Quantifying mechanical heterogeneity in canine acute lung injury: Impact of mean airway pressure

Background: The heterogeneous pattern of acute lung injury (ALI) predisposes patients to ventilator-associated lung injury. Currently, there is no simple technique that can reliably quantify lung heterogeneity during the dynamic conditions of mechanical ventilation. Such a technique may be of use in optimizing mechanical ventilatory parameters such as rate, tidal volume, or positive end-expiratory pressure. Methods: To determine the impact of heterogeneity on respiratory mechanics, the authors measured respiratory impedance (Z_rs), expressed as respiratory resistance (R_rs) and elastance (E_rs), in 11 anesthetized dogs from 0.078 to 8.9 Hz using broad-band pressure and flow excitations under baseline conditions and after ALI produced by infusion of 0.08 ml/kg oleic acid into the right atrium. Data were obtained at mean airway pressures (P̄_ao) of 5, 10, 15, and 20 cm H₂O. The Z_rs spectra were fit by various models of the respiratory system incorporating different distributions of parallel viscoelastic tissue properties. Results: Under baseline conditions, both R _rs and E_rs exhibited dependence on oscillation frequency, reflecting viscoelastic behavior. The E_rs demonstrated significant dependence on P̄_ao. After ALI, both the level and frequency dependence of R_rs and E_rs increased, as well as the apparent heterogeneity of tissue properties.

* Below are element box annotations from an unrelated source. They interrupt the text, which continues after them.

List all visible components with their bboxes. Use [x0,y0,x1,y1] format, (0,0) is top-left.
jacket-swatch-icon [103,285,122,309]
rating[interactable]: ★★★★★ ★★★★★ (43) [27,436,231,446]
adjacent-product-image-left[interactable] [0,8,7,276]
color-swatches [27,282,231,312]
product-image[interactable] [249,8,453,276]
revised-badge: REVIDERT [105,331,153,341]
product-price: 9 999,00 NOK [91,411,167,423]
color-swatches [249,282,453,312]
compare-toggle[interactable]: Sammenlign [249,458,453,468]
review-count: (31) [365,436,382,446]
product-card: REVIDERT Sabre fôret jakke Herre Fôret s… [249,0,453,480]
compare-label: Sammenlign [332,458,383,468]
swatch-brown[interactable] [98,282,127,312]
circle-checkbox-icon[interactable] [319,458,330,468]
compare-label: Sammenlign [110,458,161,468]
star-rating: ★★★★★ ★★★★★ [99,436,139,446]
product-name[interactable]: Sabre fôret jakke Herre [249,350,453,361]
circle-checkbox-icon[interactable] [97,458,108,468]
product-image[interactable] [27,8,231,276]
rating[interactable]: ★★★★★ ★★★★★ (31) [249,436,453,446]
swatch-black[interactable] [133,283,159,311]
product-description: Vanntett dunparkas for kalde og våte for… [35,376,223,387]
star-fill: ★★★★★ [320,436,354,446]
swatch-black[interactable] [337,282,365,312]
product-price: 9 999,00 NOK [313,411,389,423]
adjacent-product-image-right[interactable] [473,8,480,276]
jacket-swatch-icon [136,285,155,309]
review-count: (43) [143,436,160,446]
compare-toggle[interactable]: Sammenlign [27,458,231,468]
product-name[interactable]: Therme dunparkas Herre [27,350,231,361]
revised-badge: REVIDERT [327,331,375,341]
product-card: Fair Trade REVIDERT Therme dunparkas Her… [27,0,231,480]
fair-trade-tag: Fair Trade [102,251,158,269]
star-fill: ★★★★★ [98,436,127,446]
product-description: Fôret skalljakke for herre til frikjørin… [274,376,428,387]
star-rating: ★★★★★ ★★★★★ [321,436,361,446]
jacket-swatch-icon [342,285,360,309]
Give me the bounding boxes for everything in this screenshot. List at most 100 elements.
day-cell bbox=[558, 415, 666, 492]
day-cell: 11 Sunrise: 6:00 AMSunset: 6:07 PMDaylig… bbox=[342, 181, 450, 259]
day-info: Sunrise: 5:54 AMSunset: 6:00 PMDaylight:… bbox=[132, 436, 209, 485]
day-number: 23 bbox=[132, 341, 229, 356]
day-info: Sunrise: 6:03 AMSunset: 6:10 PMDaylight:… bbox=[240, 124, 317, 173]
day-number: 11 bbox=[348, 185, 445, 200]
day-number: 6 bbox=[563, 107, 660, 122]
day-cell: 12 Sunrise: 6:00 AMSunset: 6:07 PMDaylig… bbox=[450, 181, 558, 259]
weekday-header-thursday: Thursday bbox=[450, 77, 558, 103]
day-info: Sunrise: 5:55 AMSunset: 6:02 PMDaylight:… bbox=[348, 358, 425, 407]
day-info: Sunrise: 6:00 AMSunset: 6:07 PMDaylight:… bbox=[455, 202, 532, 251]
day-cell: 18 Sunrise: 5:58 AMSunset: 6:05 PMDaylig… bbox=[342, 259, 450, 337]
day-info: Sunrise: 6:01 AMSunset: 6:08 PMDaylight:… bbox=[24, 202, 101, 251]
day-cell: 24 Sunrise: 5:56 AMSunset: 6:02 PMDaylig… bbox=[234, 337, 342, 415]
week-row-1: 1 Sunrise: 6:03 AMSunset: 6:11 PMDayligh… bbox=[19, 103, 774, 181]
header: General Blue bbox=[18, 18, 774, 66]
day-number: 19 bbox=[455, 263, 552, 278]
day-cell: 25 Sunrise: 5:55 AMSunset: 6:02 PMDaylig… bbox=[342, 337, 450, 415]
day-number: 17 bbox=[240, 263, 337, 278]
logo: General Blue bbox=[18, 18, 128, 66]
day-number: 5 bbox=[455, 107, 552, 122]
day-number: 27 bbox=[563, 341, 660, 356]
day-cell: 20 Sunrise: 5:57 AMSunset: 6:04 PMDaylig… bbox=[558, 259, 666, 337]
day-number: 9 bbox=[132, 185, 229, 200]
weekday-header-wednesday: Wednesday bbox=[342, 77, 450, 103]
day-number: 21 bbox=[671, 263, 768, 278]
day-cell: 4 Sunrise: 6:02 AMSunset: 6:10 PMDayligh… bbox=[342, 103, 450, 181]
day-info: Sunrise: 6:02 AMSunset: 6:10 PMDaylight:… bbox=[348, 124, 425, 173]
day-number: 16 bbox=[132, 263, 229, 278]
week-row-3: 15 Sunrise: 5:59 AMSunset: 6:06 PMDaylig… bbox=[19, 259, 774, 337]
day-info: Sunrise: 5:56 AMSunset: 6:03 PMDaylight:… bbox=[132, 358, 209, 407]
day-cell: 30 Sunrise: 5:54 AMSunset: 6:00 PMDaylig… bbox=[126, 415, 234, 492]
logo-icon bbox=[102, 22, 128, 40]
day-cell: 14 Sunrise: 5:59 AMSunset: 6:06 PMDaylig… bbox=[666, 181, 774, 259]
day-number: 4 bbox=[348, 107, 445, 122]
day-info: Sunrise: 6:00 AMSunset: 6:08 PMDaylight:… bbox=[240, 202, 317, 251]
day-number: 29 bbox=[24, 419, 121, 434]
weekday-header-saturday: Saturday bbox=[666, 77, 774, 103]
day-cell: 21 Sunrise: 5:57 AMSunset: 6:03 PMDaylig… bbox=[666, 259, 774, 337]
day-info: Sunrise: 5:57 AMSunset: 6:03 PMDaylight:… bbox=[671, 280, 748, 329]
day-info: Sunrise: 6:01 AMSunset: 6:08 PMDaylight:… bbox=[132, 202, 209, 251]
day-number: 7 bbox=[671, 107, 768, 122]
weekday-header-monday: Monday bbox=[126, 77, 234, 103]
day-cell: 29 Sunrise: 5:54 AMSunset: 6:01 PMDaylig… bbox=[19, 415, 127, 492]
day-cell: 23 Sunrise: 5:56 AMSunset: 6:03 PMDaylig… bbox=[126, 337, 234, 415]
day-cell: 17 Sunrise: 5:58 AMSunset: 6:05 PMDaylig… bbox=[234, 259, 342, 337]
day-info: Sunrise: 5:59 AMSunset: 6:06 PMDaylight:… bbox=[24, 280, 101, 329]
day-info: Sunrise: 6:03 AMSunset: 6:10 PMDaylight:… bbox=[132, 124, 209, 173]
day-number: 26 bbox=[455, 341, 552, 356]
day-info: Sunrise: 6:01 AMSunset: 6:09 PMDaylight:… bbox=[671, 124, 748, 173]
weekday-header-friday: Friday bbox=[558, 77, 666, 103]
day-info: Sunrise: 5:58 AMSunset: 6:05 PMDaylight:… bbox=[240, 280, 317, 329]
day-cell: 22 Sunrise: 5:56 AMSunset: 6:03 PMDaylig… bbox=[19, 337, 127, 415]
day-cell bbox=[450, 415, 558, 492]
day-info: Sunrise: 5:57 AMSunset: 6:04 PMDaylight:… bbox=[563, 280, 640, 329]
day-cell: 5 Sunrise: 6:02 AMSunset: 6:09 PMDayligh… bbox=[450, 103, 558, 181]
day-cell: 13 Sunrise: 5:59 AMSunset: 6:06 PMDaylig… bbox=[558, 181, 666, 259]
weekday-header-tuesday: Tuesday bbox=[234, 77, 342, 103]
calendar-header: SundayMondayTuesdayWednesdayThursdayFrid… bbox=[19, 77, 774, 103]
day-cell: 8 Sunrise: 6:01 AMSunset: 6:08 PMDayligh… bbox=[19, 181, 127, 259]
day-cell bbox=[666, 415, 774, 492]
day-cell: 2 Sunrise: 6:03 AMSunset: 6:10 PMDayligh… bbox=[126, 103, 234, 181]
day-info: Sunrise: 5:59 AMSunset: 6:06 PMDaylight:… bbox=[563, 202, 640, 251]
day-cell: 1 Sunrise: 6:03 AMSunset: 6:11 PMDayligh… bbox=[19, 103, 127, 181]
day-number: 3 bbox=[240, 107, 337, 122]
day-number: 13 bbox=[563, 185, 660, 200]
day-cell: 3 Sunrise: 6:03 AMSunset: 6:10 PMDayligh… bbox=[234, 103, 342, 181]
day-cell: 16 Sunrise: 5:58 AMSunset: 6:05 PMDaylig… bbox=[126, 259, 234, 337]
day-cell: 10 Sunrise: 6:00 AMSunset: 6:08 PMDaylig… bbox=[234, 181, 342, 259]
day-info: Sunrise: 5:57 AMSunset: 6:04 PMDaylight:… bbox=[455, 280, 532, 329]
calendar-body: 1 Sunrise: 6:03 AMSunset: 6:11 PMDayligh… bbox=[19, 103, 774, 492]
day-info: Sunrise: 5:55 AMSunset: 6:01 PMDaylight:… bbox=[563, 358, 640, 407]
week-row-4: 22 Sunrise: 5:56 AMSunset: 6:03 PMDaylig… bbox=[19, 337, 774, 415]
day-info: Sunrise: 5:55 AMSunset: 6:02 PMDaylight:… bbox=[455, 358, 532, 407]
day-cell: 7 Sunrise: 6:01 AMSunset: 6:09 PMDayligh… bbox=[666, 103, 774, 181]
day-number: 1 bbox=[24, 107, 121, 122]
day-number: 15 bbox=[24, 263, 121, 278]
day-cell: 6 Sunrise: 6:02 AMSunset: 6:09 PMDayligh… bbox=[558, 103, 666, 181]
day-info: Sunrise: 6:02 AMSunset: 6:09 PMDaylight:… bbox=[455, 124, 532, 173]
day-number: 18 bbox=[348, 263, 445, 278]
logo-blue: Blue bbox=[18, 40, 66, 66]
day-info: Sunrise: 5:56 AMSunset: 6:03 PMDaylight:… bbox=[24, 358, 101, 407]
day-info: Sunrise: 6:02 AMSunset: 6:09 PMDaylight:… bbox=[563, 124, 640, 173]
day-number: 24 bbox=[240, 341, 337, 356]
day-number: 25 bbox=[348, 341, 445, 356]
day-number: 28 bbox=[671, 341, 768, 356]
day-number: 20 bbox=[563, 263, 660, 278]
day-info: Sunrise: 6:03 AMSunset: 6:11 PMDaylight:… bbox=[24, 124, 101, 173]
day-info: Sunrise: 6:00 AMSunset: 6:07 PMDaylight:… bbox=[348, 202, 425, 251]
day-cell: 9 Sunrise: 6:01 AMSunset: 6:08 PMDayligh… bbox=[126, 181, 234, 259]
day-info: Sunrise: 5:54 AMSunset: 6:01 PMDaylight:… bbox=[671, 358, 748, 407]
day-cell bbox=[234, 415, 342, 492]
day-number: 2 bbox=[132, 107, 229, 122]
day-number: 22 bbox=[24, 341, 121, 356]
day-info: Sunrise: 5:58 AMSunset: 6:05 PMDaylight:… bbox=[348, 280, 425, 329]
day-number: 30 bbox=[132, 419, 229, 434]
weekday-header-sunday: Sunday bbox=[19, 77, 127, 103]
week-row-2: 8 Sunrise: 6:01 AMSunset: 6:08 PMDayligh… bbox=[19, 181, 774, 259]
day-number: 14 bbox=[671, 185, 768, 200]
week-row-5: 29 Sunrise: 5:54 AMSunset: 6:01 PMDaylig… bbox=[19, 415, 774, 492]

Both R_rs and E _rs as well as heterogeneity decreased with increasing P̄_ao, approaching baseline levels at the highest levels of P̄_ao. Conclusions: These data demonstrate that Z_rs can provide specific information regarding the mechanical heterogeneity of injured lungs at different levels of P̄_ao. Moderate increases in P̄_ao seem to be beneficial in ALI by reducing heterogeneity and recruiting lung units. These noninvasive measurements of lung heterogeneity may ultimately allow for the development of better ventilation protocols that optimize regional lung mechanics in patients with ALI.